There is little more disheartening than finding out that your car has been repossessed. It is likely that you count on your car for getting to work every day, going grocery shopping, and going out to meet friends. When your car is taken away from you, so is your freedom, and you will feel powerless to change that.
It is important to understand the law when it comes to repossession so that you can figure out whether you have been a victim of wrongful repossession. There are many protections in place for debtors like you, so if the repossession agency broke any of these regulations, they might have acted unlawfully.
How do I know if my car has been wrongfully repossessed?
Repossession is the act of the creditor (the person who is providing the car to you on a loan) deciding to take back one's property, because you, as the debtor, have broken the terms of the contract. The most common way to break the terms of the contract is by not making the repayments on the car loan.

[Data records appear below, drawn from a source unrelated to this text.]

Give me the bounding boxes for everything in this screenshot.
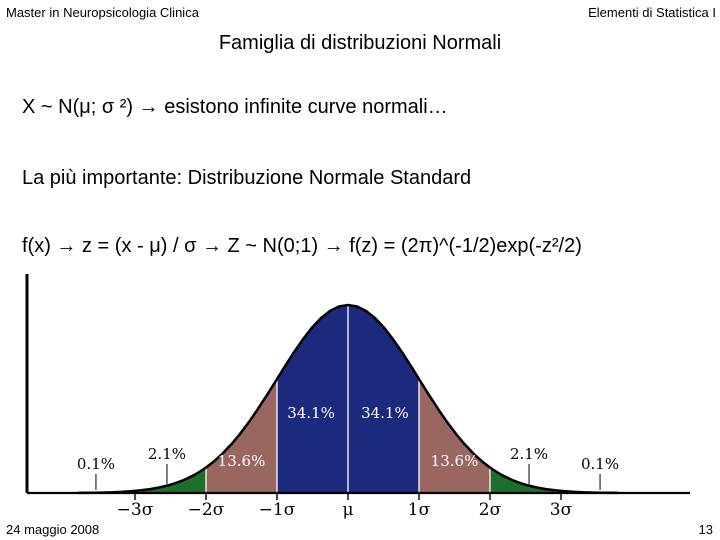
footer-date: 24 maggio 2008 <box>6 522 100 537</box>
band-2 <box>277 305 348 493</box>
footer-page-number: 13 <box>698 522 713 537</box>
band-label-2: 34.1% <box>287 404 335 422</box>
normal-distribution-chart: −3σ −2σ −1σ μ 1σ 2σ 3σ 2.1% 13.6% 34.1% 34.1% 13.6%… <box>25 274 690 520</box>
x-tick-label-3: μ <box>342 500 353 520</box>
bullet-line-formula: f(x) → z = (x - μ) / σ → Z ~ N(0;1) → f(… <box>22 235 582 257</box>
bullet-line-standard: La più importante: Distribuzione Normale… <box>22 167 472 189</box>
slide-title: Famiglia di distribuzioni Normali <box>218 32 502 54</box>
x-tick-label-4: 1σ <box>408 500 431 520</box>
header-course: Master in Neuropsicologia Clinica <box>6 5 199 20</box>
x-tick-label-1: −2σ <box>188 500 225 520</box>
header-subject: Elementi di Statistica I <box>588 5 716 20</box>
x-tick-label-2: −1σ <box>259 500 296 520</box>
x-tick-label-0: −3σ <box>117 500 154 520</box>
tail-label-right: 0.1% <box>581 455 619 473</box>
band-label-0: 2.1% <box>148 445 186 463</box>
normal-curve <box>78 303 618 495</box>
band-3 <box>348 305 419 493</box>
x-tick-label-5: 2σ <box>479 500 502 520</box>
tail-label-left: 0.1% <box>77 455 115 473</box>
band-label-5: 2.1% <box>510 445 548 463</box>
band-0 <box>135 467 206 493</box>
band-5 <box>490 467 561 493</box>
band-label-3: 34.1% <box>361 404 409 422</box>
x-tick-label-6: 3σ <box>550 500 573 520</box>
band-label-1: 13.6% <box>218 452 266 470</box>
band-label-4: 13.6% <box>431 452 479 470</box>
bullet-line-family: X ~ N(μ; σ ²) → esistono infinite curve … <box>22 96 448 118</box>
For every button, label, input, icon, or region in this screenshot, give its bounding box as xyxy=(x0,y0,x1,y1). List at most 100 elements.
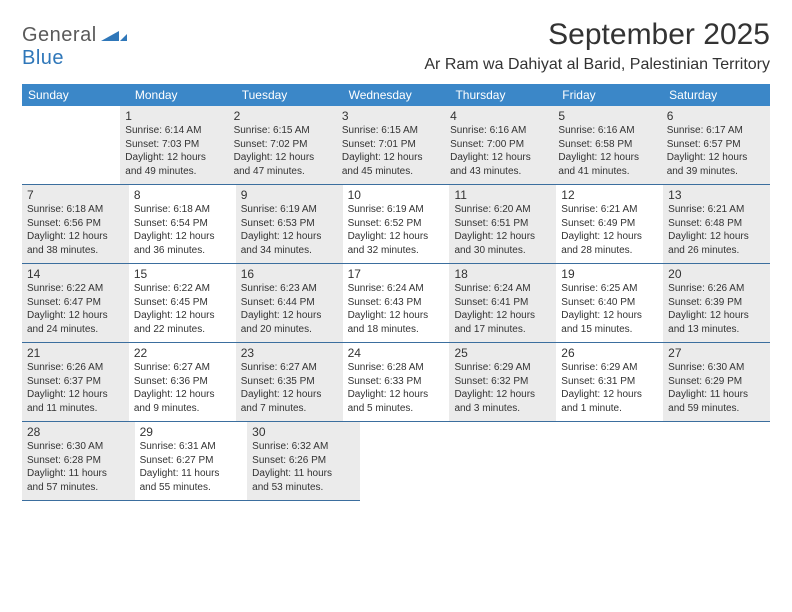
dayheader-cell: Saturday xyxy=(663,84,770,106)
page: General Blue September 2025 Ar Ram wa Da… xyxy=(0,0,792,501)
day-cell: 8Sunrise: 6:18 AMSunset: 6:54 PMDaylight… xyxy=(129,185,236,263)
sunrise-text: Sunrise: 6:26 AM xyxy=(668,282,765,296)
sunrise-text: Sunrise: 6:24 AM xyxy=(348,282,445,296)
daylight-text-2: and 34 minutes. xyxy=(241,244,338,258)
day-info: Sunrise: 6:23 AMSunset: 6:44 PMDaylight:… xyxy=(241,282,338,336)
daylight-text-1: Daylight: 11 hours xyxy=(140,467,243,481)
day-number: 7 xyxy=(27,188,124,202)
daylight-text-2: and 11 minutes. xyxy=(27,402,124,416)
sunset-text: Sunset: 7:01 PM xyxy=(342,138,440,152)
daylight-text-2: and 32 minutes. xyxy=(348,244,445,258)
day-number: 23 xyxy=(241,346,338,360)
day-cell: 20Sunrise: 6:26 AMSunset: 6:39 PMDayligh… xyxy=(663,264,770,342)
day-number: 26 xyxy=(561,346,658,360)
sunset-text: Sunset: 6:35 PM xyxy=(241,375,338,389)
day-number: 5 xyxy=(558,109,656,123)
day-cell: 30Sunrise: 6:32 AMSunset: 6:26 PMDayligh… xyxy=(247,422,360,501)
sunset-text: Sunset: 6:32 PM xyxy=(454,375,551,389)
daylight-text-1: Daylight: 11 hours xyxy=(27,467,130,481)
logo-icon xyxy=(101,24,127,47)
sunset-text: Sunset: 6:51 PM xyxy=(454,217,551,231)
day-info: Sunrise: 6:22 AMSunset: 6:47 PMDaylight:… xyxy=(27,282,124,336)
sunrise-text: Sunrise: 6:18 AM xyxy=(27,203,124,217)
daylight-text-1: Daylight: 12 hours xyxy=(668,230,765,244)
daylight-text-1: Daylight: 12 hours xyxy=(27,230,124,244)
day-number: 6 xyxy=(667,109,765,123)
title-block: September 2025 Ar Ram wa Dahiyat al Bari… xyxy=(424,18,770,74)
day-cell: 28Sunrise: 6:30 AMSunset: 6:28 PMDayligh… xyxy=(22,422,135,501)
day-cell: 4Sunrise: 6:16 AMSunset: 7:00 PMDaylight… xyxy=(445,106,553,184)
daylight-text-1: Daylight: 11 hours xyxy=(252,467,355,481)
day-number: 18 xyxy=(454,267,551,281)
sunset-text: Sunset: 6:33 PM xyxy=(348,375,445,389)
day-cell: 21Sunrise: 6:26 AMSunset: 6:37 PMDayligh… xyxy=(22,343,129,421)
day-number: 15 xyxy=(134,267,231,281)
day-number: 27 xyxy=(668,346,765,360)
day-number: 30 xyxy=(252,425,355,439)
logo-part1: General xyxy=(22,24,97,46)
day-number: 11 xyxy=(454,188,551,202)
daylight-text-1: Daylight: 12 hours xyxy=(125,151,223,165)
day-cell: 5Sunrise: 6:16 AMSunset: 6:58 PMDaylight… xyxy=(553,106,661,184)
sunset-text: Sunset: 7:00 PM xyxy=(450,138,548,152)
sunrise-text: Sunrise: 6:30 AM xyxy=(668,361,765,375)
day-info: Sunrise: 6:31 AMSunset: 6:27 PMDaylight:… xyxy=(140,440,243,494)
daylight-text-2: and 18 minutes. xyxy=(348,323,445,337)
sunrise-text: Sunrise: 6:29 AM xyxy=(561,361,658,375)
sunrise-text: Sunrise: 6:21 AM xyxy=(668,203,765,217)
day-info: Sunrise: 6:30 AMSunset: 6:29 PMDaylight:… xyxy=(668,361,765,415)
month-title: September 2025 xyxy=(424,18,770,52)
empty-cell xyxy=(360,422,463,501)
dayheader-cell: Wednesday xyxy=(343,84,450,106)
logo-part2: Blue xyxy=(22,47,64,69)
sunrise-text: Sunrise: 6:30 AM xyxy=(27,440,130,454)
empty-cell xyxy=(667,422,770,501)
sunrise-text: Sunrise: 6:14 AM xyxy=(125,124,223,138)
logo-text: General Blue xyxy=(22,24,127,70)
day-info: Sunrise: 6:18 AMSunset: 6:54 PMDaylight:… xyxy=(134,203,231,257)
sunrise-text: Sunrise: 6:27 AM xyxy=(241,361,338,375)
daylight-text-2: and 57 minutes. xyxy=(27,481,130,495)
daylight-text-2: and 1 minute. xyxy=(561,402,658,416)
sunset-text: Sunset: 6:37 PM xyxy=(27,375,124,389)
daylight-text-2: and 26 minutes. xyxy=(668,244,765,258)
dayheader-cell: Tuesday xyxy=(236,84,343,106)
daylight-text-1: Daylight: 12 hours xyxy=(241,388,338,402)
calendar: SundayMondayTuesdayWednesdayThursdayFrid… xyxy=(22,84,770,501)
day-info: Sunrise: 6:24 AMSunset: 6:41 PMDaylight:… xyxy=(454,282,551,336)
day-cell: 3Sunrise: 6:15 AMSunset: 7:01 PMDaylight… xyxy=(337,106,445,184)
daylight-text-2: and 22 minutes. xyxy=(134,323,231,337)
sunset-text: Sunset: 6:27 PM xyxy=(140,454,243,468)
sunrise-text: Sunrise: 6:26 AM xyxy=(27,361,124,375)
sunrise-text: Sunrise: 6:15 AM xyxy=(342,124,440,138)
day-number: 1 xyxy=(125,109,223,123)
sunrise-text: Sunrise: 6:25 AM xyxy=(561,282,658,296)
sunset-text: Sunset: 6:57 PM xyxy=(667,138,765,152)
daylight-text-1: Daylight: 11 hours xyxy=(668,388,765,402)
day-info: Sunrise: 6:30 AMSunset: 6:28 PMDaylight:… xyxy=(27,440,130,494)
day-cell: 2Sunrise: 6:15 AMSunset: 7:02 PMDaylight… xyxy=(229,106,337,184)
sunrise-text: Sunrise: 6:28 AM xyxy=(348,361,445,375)
daylight-text-1: Daylight: 12 hours xyxy=(561,309,658,323)
daylight-text-2: and 28 minutes. xyxy=(561,244,658,258)
sunrise-text: Sunrise: 6:19 AM xyxy=(241,203,338,217)
day-cell: 17Sunrise: 6:24 AMSunset: 6:43 PMDayligh… xyxy=(343,264,450,342)
day-cell: 15Sunrise: 6:22 AMSunset: 6:45 PMDayligh… xyxy=(129,264,236,342)
sunset-text: Sunset: 6:36 PM xyxy=(134,375,231,389)
sunrise-text: Sunrise: 6:27 AM xyxy=(134,361,231,375)
day-info: Sunrise: 6:27 AMSunset: 6:35 PMDaylight:… xyxy=(241,361,338,415)
sunset-text: Sunset: 6:53 PM xyxy=(241,217,338,231)
sunset-text: Sunset: 6:41 PM xyxy=(454,296,551,310)
daylight-text-2: and 49 minutes. xyxy=(125,165,223,179)
day-number: 9 xyxy=(241,188,338,202)
daylight-text-1: Daylight: 12 hours xyxy=(454,309,551,323)
daylight-text-1: Daylight: 12 hours xyxy=(134,309,231,323)
day-number: 24 xyxy=(348,346,445,360)
daylight-text-1: Daylight: 12 hours xyxy=(454,388,551,402)
day-cell: 12Sunrise: 6:21 AMSunset: 6:49 PMDayligh… xyxy=(556,185,663,263)
day-info: Sunrise: 6:14 AMSunset: 7:03 PMDaylight:… xyxy=(125,124,223,178)
empty-cell xyxy=(462,422,565,501)
sunrise-text: Sunrise: 6:20 AM xyxy=(454,203,551,217)
day-number: 4 xyxy=(450,109,548,123)
sunset-text: Sunset: 6:48 PM xyxy=(668,217,765,231)
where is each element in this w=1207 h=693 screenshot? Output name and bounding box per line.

Although the creditors have the legal right to be able to repossess their property when the terms of the contract have been breached, this does not mean that they can do anything that they want. Perhaps you have reason to believe that the terms of the contract were not, in fact, breached. Alternatively, they might have otherwise broken the law in order to retrieve their property. This is referred to as breaching the peace.

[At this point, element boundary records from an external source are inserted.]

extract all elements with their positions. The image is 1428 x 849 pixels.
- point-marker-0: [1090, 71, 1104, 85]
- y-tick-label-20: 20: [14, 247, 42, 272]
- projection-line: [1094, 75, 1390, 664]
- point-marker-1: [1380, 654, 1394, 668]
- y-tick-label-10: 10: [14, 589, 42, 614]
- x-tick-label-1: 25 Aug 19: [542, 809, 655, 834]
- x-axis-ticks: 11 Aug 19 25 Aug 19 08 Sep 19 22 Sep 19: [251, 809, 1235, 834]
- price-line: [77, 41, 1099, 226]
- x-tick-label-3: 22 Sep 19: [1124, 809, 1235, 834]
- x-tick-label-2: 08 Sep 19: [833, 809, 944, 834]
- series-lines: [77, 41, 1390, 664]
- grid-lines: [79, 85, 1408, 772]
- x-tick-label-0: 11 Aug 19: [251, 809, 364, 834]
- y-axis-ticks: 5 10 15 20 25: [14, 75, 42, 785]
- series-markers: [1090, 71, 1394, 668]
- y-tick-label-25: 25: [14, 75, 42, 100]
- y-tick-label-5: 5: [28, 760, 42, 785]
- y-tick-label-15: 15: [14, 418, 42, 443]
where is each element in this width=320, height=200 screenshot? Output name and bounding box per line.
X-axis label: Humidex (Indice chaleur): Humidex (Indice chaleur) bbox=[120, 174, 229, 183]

What is breaching the peace?
If a creditor is trying to repossess your car, this gives the entity the right to do so, without breaking the law in the process. However, if you have parked your car on private property such as in your garage, and a creditor breaks into your property in order to retrieve the car, the party would be committing an illegal act.
If you believe that you have had your car wrongfully repossessed in Minnesota, it is important that you consider all aspects of the situation and that you can identify which action was wrongful in your eyes. This will improve the chances of a successful claim.